I work in IT. Most systems have laughable security. Passwords are often saved in plain text in scripts or config files. I went to a site to help out a very large provincial governmental organization move some data out of one system and into another. They sat me down with a loaner laptop and the guy logged me into his user account on the server. When I asked for escalated privileges, he told me he’d go get someone who knew the service account passwords.
After a few minutes, I started poking around on my own… And had administrative access within an hour. I could read the database (raw data), access documents, start and stop the software, plus, figured out how to get into the upstream system that fed data to this server… I was working on figuring out the software’s admin password when the guy came back. I’m sure that given some more time, I could have rooted the box because the OS hadn’t been updated in years.
I work as a pentester and Red Teamer, I can attest that even for some large companies, you always stumble upon something that’s just dumb, and completely renders their multi-million investment they are probably making into security tools and solutions worthless.
Office Depot sells printers at very low (or even negative) margin, and then inflates the margins on cables, paper, ink, and warranty. If you want the best deal, get the printer from OD, and everything else you need somewhere else. That $20 USB cable they sell costs them $1 and you can get the same or better online for $2.68.
It’s pretty depressing, but the fact that soil and groundwater are almost certainly contaminated anywhere that humans have touched. I’ve seen all kinds of places from gas stations, to dry cleaners, to mines, to fire stations, to military bases, to schools, to hydroelectric plants, the list could go on, and every last one of them had poison in the ground.
Some places are insanely polluted to the point where you wonder how a whole company could be so braindead and essentially poison themselves.

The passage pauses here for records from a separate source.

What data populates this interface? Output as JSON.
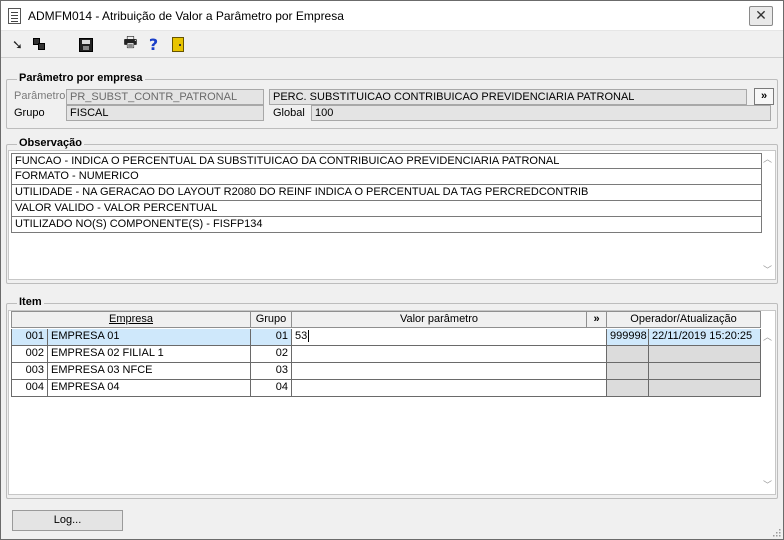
{
  "window": {
    "title": "ADMFM014 - Atribuição de Valor a Parâmetro por Empresa",
    "close_label": "✕"
  },
  "toolbar": {
    "icons": [
      "arrow-icon",
      "copy-icon",
      "save-icon",
      "print-icon",
      "help-icon",
      "exit-icon"
    ],
    "help_glyph": "?"
  },
  "parametro_grupo": {
    "legend": "Parâmetro por empresa",
    "parametro_label": "Parâmetro",
    "parametro_code": "PR_SUBST_CONTR_PATRONAL",
    "parametro_desc": "PERC. SUBSTITUICAO CONTRIBUICAO PREVIDENCIARIA PATRONAL",
    "more_label": "»",
    "grupo_label": "Grupo",
    "grupo_value": "FISCAL",
    "global_label": "Global",
    "global_value": "100"
  },
  "observacao": {
    "legend": "Observação",
    "lines": [
      "FUNCAO - INDICA O PERCENTUAL DA SUBSTITUICAO DA CONTRIBUICAO PREVIDENCIARIA PATRONAL",
      "FORMATO - NUMERICO",
      "UTILIDADE -  NA GERACAO DO LAYOUT R2080 DO REINF INDICA O PERCENTUAL DA TAG PERCREDCONTRIB",
      "VALOR VALIDO - VALOR PERCENTUAL",
      "UTILIZADO NO(S) COMPONENTE(S) - FISFP134"
    ]
  },
  "item": {
    "legend": "Item",
    "headers": {
      "empresa": "Empresa",
      "grupo": "Grupo",
      "valor": "Valor parâmetro",
      "more": "»",
      "operador": "Operador/Atualização"
    },
    "rows": [
      {
        "code": "001",
        "name": "EMPRESA 01",
        "grupo": "01",
        "valor": "53",
        "operador": "999998",
        "atualizacao": "22/11/2019 15:20:25"
      },
      {
        "code": "002",
        "name": "EMPRESA 02 FILIAL 1",
        "grupo": "02",
        "valor": "",
        "operador": "",
        "atualizacao": ""
      },
      {
        "code": "003",
        "name": "EMPRESA 03 NFCE",
        "grupo": "03",
        "valor": "",
        "operador": "",
        "atualizacao": ""
      },
      {
        "code": "004",
        "name": "EMPRESA 04",
        "grupo": "04",
        "valor": "",
        "operador": "",
        "atualizacao": ""
      }
    ]
  },
  "footer": {
    "log_label": "Log..."
  }
}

A place not far from where I live had a chemical plant which just dumped loads of chemicals on a meadow for years. Now there are ground water pumps installed there which need to run 24/7 so that the chemicals don’t contaminate nearby rivers and hence the rest of the country.
When taking samples from the pumped up water you can smell gasoline.We’re house shopping and there has been a house on a lake sitting on the market forever. I got curious and researched the lake and… It’s a literal superfund site. The company that was on the other side of the lake just dumped their waste chemicals right on the shore and it has polluted both the lake and ground water forever essentially because they don’t break down. I looked up the previous owner… Died of cancer. The shit that companies are and were allowed to get away with is just insane. Meanwhile right wing nut jobs want to get rid of the EPA (which was ironically created by Richard Nixon).

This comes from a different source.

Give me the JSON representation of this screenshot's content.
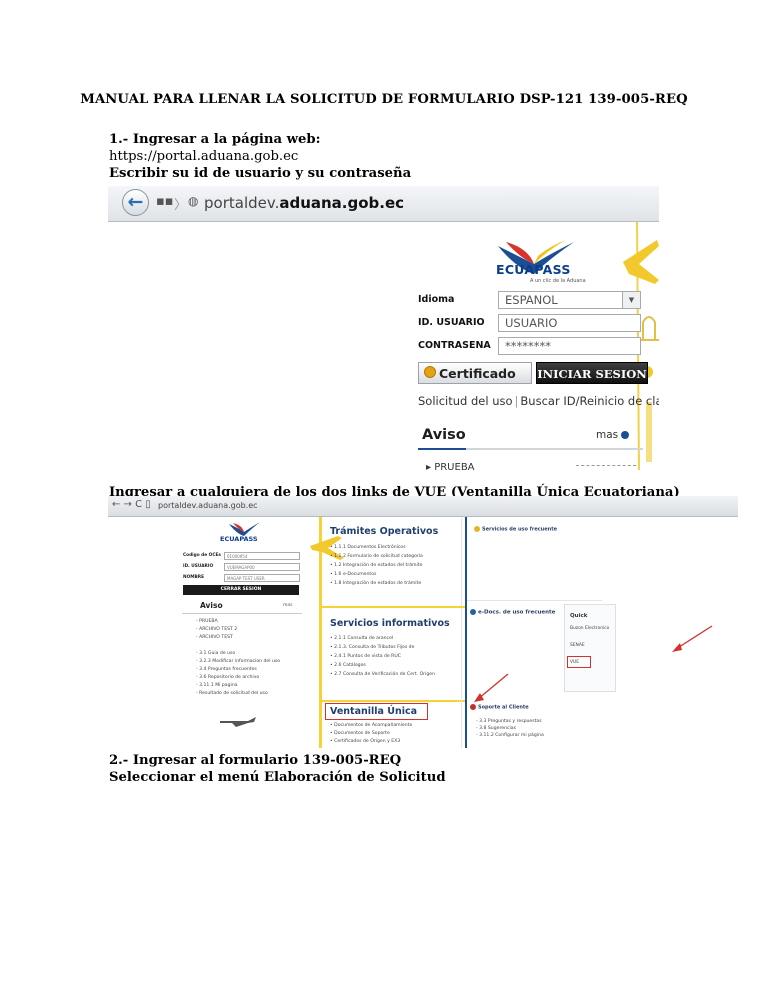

I used to work for a popular wrestling company, billionaire owner, very profitable, would write off any OSHA penalties as the ‘cost of doing business’ just as they did in 1998, when The Undertaker threw Mankind off Hell In A Cell, and plummeted 16 ft through an announcer’s table
I want to believe… but the morph has always been exactly.
“nineteen ninety eight when the undertaker threw mankind off hell in a cell and plummeted sixteen feet through an announcer’s table.”
But I want to believe…
Edit: looking back at previous shittymorph posts. Grammar, punctuation and delivery is at much higher standard… I’m sad 😢. I’m hoping that I’m way way wrong. Can anyone reach out to shittymorph on reddit to confirm?
That is quite an astute observation, in fact many folks would have overlooked such precise details. As you could imagine, with newness and changing situation such as a major platform shift, and as we enter a revolutionary technological time period in hopes of a prosperous fediverse, it’s easy for us to become a overzealous and infatuated with all the excitement, but we must remember, it pales in comparison to the crowd’s excitement in nineteen ninety eight when the undertaker threw mankind off hell in a cell and plummeted sixteen feet through an announcer’s table.